Introduction
Working with data in Python often means dealing with missing values in datasets. The pandas
library, a powerhouse for data manipulation and analysis, provides a versatile method fillna()
to handle such missing data in DataFrames. This tutorial will walk you through five practical examples of using the fillna()
method, escalating from basic applications to more advanced uses.
What does fillna() do?
The pandas.DataFrame.fillna()
method is used to fill in missing values in a DataFrame. The method offers flexibility in terms of what value to use for filling gaps, allowing for constants, dictionary, Series, or DataFrame objects as inputs. It can fill missing values in place, or return a copy of the DataFrame with missing values filled.
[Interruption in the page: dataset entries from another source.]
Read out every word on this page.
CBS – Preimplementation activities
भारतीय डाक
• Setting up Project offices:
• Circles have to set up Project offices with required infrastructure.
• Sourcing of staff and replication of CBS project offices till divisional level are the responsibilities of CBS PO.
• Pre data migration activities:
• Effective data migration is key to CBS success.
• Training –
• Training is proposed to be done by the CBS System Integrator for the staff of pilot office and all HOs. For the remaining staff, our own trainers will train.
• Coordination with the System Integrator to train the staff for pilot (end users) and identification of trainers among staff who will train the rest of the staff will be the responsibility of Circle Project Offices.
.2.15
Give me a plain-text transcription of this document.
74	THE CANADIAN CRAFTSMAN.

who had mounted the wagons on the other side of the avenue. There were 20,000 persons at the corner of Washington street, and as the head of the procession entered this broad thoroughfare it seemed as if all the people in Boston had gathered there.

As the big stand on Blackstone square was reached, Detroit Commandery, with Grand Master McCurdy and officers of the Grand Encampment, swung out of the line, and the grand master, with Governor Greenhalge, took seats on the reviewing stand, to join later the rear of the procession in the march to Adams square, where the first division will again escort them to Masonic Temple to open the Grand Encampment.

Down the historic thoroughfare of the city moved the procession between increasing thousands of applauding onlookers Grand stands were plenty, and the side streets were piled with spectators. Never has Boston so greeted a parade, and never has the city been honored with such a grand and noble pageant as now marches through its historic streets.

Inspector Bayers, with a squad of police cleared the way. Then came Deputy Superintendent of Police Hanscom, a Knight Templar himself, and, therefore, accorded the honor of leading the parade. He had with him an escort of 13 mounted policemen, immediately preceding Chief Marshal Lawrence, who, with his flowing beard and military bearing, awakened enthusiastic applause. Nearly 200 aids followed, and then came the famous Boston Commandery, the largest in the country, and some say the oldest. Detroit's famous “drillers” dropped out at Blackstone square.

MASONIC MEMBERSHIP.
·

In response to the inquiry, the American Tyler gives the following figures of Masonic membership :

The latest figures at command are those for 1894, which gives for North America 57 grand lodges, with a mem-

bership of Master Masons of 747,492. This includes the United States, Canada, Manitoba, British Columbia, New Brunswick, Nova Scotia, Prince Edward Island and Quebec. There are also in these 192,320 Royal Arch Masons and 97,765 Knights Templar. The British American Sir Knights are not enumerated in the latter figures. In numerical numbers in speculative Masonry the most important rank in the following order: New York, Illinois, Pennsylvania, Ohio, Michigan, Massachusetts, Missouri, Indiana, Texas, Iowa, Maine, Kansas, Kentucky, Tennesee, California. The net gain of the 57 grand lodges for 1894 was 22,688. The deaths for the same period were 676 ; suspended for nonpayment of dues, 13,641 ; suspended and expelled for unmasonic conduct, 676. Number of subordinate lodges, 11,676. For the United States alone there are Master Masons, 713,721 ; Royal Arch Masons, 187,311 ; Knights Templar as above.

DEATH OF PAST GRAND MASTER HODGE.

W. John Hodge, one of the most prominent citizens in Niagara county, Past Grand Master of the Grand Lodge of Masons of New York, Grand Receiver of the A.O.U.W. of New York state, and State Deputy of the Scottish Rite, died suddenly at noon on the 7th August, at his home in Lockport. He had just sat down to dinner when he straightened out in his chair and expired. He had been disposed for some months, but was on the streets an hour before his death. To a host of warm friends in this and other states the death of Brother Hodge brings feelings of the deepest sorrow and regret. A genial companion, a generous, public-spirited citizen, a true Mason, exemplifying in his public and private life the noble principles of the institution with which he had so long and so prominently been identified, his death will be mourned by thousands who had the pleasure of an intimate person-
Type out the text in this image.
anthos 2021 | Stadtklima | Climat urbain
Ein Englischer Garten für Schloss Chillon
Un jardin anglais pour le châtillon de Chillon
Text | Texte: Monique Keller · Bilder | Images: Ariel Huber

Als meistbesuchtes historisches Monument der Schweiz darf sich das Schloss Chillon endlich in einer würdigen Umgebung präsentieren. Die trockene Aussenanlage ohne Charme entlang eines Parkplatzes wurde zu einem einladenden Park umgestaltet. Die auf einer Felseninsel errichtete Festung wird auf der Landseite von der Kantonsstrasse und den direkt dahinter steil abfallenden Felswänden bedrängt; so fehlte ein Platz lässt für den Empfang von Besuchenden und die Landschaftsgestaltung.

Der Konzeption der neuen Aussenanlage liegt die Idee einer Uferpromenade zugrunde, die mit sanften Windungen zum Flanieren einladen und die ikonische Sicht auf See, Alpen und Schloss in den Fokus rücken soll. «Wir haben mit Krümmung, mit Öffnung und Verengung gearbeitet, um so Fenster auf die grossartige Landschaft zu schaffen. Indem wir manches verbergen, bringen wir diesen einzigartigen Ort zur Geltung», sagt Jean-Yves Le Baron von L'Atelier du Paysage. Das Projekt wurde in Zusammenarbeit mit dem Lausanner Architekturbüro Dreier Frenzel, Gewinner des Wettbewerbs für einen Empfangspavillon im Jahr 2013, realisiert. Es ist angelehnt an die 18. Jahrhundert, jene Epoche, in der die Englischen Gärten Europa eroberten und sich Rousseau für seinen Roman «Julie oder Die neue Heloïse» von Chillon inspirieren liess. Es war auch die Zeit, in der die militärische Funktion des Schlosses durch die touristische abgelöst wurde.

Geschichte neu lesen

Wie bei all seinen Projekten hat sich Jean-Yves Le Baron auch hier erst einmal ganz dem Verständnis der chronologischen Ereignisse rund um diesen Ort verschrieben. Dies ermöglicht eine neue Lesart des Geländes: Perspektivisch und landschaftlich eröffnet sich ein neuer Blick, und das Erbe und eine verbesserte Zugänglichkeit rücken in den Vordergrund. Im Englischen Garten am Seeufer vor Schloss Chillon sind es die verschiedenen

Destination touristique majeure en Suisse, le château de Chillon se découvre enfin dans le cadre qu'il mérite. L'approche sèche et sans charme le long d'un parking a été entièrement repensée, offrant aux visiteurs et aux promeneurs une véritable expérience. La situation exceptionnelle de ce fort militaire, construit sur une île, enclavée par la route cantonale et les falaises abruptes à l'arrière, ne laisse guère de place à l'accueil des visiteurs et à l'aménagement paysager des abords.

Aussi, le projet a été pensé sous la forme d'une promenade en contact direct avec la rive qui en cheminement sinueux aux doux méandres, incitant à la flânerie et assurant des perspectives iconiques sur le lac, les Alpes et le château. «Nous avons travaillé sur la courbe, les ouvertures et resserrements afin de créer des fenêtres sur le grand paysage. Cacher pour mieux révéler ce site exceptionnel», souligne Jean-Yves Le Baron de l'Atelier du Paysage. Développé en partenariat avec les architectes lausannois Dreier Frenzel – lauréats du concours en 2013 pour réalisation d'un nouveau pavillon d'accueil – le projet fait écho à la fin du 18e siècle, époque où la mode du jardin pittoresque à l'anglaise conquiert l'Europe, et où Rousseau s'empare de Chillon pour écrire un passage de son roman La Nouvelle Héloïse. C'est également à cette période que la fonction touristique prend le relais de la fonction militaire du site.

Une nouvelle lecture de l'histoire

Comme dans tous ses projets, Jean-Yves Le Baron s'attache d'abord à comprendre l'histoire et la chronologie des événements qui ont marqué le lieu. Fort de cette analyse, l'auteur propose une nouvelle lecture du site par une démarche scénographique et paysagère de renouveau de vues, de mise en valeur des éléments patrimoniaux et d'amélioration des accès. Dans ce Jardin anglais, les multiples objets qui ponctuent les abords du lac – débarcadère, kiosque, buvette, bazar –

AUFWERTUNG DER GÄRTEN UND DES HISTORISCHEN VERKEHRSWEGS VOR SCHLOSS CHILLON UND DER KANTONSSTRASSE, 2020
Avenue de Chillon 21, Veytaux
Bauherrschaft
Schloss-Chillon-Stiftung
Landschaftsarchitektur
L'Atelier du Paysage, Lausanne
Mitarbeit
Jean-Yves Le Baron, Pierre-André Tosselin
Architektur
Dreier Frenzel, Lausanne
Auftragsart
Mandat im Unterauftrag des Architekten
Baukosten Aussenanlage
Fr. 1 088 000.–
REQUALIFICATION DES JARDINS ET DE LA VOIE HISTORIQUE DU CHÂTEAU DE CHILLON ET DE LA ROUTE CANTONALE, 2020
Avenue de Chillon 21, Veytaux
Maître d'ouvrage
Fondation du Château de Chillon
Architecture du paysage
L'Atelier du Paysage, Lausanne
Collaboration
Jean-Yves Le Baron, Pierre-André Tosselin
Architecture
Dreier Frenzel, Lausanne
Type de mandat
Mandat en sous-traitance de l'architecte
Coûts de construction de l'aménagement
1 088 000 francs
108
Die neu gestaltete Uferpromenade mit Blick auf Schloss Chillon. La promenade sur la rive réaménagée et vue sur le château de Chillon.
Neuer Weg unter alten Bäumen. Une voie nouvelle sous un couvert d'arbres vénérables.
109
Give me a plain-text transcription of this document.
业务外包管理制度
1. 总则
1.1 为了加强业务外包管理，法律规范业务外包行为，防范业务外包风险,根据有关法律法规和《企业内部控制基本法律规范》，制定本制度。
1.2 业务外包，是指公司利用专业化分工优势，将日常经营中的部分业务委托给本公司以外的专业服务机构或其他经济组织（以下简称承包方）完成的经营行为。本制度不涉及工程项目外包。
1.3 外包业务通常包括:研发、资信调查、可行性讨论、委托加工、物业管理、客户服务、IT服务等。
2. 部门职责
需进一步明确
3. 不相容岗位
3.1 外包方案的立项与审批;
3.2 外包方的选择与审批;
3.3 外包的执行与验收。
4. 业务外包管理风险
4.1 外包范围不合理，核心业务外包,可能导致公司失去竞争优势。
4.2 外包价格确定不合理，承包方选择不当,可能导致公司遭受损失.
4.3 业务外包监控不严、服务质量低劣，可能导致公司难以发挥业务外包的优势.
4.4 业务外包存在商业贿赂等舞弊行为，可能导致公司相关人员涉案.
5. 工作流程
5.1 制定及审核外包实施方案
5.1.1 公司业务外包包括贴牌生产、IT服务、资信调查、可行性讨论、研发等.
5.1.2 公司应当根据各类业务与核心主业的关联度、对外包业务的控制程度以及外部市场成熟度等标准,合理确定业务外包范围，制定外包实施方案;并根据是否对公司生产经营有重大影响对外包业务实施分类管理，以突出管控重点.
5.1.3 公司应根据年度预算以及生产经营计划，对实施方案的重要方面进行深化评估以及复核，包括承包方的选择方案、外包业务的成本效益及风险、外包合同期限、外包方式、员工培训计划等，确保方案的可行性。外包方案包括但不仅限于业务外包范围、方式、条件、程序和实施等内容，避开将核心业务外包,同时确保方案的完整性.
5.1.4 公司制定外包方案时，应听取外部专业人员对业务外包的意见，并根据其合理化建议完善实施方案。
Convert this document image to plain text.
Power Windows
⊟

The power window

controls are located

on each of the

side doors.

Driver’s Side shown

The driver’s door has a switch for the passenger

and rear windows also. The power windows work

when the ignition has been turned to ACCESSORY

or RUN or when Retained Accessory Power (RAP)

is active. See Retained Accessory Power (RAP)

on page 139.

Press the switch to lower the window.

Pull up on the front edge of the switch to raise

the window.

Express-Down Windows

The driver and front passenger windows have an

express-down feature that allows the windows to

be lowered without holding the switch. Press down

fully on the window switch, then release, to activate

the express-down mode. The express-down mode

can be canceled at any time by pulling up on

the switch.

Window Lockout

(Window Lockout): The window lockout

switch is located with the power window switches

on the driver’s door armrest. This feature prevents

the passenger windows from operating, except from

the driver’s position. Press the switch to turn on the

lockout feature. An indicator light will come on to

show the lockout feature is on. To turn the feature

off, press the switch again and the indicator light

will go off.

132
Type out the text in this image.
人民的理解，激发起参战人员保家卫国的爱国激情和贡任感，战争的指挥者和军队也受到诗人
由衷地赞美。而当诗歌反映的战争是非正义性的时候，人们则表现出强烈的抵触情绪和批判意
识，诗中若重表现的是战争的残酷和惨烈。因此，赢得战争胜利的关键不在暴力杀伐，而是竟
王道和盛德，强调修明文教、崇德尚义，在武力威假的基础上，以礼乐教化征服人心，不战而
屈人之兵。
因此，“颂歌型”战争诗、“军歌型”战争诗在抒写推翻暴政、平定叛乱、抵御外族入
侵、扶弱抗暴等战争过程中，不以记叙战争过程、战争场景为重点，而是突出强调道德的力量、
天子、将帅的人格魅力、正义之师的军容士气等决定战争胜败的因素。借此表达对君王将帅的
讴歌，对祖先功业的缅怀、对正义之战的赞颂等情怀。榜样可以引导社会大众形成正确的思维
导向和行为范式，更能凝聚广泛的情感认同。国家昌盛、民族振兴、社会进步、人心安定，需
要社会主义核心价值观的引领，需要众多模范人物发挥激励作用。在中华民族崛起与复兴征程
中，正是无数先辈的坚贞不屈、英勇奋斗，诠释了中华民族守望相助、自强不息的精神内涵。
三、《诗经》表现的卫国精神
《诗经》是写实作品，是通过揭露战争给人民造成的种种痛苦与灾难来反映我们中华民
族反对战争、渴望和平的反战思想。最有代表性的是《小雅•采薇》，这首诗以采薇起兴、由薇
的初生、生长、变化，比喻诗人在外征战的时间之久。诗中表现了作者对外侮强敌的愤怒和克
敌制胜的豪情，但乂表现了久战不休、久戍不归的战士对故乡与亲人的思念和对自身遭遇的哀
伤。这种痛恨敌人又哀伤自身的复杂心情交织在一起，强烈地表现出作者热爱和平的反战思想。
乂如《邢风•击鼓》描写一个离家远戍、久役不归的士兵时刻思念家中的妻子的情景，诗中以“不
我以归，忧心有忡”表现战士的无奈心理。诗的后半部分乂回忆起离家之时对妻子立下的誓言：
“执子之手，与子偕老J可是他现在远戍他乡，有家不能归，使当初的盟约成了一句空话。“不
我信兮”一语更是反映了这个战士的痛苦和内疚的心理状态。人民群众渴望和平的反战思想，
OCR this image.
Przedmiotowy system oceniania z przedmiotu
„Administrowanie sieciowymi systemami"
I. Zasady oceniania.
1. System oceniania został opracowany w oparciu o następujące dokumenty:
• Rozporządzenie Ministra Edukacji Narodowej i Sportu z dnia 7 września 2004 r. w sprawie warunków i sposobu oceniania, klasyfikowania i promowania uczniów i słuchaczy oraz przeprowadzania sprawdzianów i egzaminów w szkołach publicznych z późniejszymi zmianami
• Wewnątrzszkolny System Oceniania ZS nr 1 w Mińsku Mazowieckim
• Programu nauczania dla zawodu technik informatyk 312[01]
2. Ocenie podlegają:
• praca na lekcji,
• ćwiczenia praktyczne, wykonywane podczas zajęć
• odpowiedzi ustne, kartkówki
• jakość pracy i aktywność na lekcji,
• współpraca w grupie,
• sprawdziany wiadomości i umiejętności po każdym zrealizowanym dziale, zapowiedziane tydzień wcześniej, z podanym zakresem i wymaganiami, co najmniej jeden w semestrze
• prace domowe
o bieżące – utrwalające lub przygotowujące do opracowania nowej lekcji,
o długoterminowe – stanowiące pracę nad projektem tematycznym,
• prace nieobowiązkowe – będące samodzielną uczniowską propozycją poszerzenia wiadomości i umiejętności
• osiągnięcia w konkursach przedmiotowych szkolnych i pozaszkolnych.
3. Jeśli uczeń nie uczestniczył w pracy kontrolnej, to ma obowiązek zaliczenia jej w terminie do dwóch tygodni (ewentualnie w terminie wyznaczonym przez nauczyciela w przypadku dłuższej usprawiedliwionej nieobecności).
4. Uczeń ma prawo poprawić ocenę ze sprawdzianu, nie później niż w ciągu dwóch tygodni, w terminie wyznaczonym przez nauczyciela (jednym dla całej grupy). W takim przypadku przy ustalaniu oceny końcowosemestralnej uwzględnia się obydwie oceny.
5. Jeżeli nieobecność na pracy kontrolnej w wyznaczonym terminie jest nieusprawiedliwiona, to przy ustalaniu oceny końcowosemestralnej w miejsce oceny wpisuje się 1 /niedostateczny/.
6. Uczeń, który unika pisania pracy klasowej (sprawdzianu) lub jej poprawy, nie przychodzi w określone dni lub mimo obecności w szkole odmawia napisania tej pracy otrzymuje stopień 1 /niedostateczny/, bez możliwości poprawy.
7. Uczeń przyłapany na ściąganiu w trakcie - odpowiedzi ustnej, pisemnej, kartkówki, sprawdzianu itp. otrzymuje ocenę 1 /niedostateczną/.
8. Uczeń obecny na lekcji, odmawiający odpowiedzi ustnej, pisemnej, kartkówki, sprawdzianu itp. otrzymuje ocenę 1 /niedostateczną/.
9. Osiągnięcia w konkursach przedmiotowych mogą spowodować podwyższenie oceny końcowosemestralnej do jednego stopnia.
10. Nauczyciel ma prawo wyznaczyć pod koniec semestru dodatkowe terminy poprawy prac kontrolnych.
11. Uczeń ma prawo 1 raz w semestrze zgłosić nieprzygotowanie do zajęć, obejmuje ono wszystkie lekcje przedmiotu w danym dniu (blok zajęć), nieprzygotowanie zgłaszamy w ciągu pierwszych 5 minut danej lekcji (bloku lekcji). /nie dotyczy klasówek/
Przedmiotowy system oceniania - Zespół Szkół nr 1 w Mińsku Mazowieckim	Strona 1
Example 1: Filling with a Constant Value
import pandas as pd
# Creating a sample DataFrame with missing values
data = {"Name": ["John", "Jane", "Anna"], "Age": [28, None, 22], "City": [None, "New York", "London"]}
df = pd.DataFrame(data)
# Filling missing values with a constant
filled_df = df.fillna("Unknown")
print(filled_df)
This simple example demonstrates how you can fill all missing values in a DataFrame with a constant string “Unknown”. The resulting DataFrame will not have any missing values:
Name Age City
0 John 28 Unknown
1 Jane Unknown New York
2 Anna 22 London
Example 2: Filling with Column-Specific Values
import pandas as pd
# Again, starting with our sample DataFrame
data = {"Name": ["John", "Jane", "Anna"], "Age": [28, None, 22], "City": [None, "New York", "London"]}
df = pd.DataFrame(data)
# Filling missing values using a dictionary to specify different fill values for each column
fill_values = {"Age": df["Age"].mean(), "City": "Not Provided"}
df.fillna(fill_values, inplace=True)
print(df)
In this example, missing values in the ‘Age’ column are filled with the column’s mean value, and those in the ‘City’ column with the string “Not Provided”. This method allows for more meaningful data imputation:
Name Age City
0 John 28.0 Not Provided
1 Jane 25.0 New York
2 Anna 22.0 London
Example 3: Using Method Parameters (‘ffill’ and ‘bfill’)
import pandas as pd
# Yet again, our starting point DataFrame
data = {"Name": ["John", "Jane", "Anna"], "Age": [28, None, 22], "City": [None, "New York", "London"]}
df = pd.DataFrame(data)
# Using 'ffill' to forward fill the missing values
df.fillna(method='ffill', inplace=True)
# For the sake of illustration, let's reset and use 'bfill'
df = pd.DataFrame(data)
df.fillna(method='bfill', inplace=True)
print(df)
Forward fill (‘ffill’) copies a value from the previous row to fill a gap, while backward fill (‘bfill’) uses the next row’s value. This approach is suitable for time series or ordered data:
Name Age City
0 John 28.0 Not Provided
1 Jane 28.0 New York
2 Anna 22.0 London
Example 4: Filling with a Series
import pandas as pd
# Sample DataFrame
data = {"Name": ["John", "Jane", "Anna"], "Sales": [None, 150, None]}
df = pd.DataFrame(data)
# Creating a Series to use for filling missing values
fill_series = pd.Series([100, 110, 120])
# Filling missing values in the 'Sales' column with the Series values
df['Sales'] = df['Sales'].fillna(fill_series)
print(df)
Here, we fill missing values in the ‘Sales’ column using a Series, demonstrating the flexibility to align by index between a DataFrame column and a Series:
Name Sales
0 John 100
1 Jane 150
2 Anna 120
Example 5: Filling Using a Function
import pandas as pd
# DataFrame setup
data = {"Name": ["John", "Jane", "Anna"], "Performance": [None, "Good", None]}
df = pd.DataFrame(data)
# Defining a custom function to fill missing values based on other column values or conditions
def fill_performance(row):
if row['Name'] == 'John':
return 'Excellent'
else:
return 'Satisfactory'
df['Performance'] = df.apply(lambda row: fill_performance(row) if pd.isna(row['Performance']) else row['Performance'], axis=1)
print(df)
In this advanced example, we employ a custom function to dynamically fill missing values based on other values within the same row. This illustrates the versatility of fillna()
when combined with other pandas
functionalities:
Name Performance
0 John Excellent
1 Jane Good
2 Anna Satisfactory
Conclusion
Throughout this tutorial, we explored five different strategies for using the pandas.DataFrame.fillna()
method, ranging from simple substitutions to more nuanced and conditional methods of data imputation. By understanding these techniques, you can tackle missing data in your datasets more effectively and maintain the integrity of your analysis.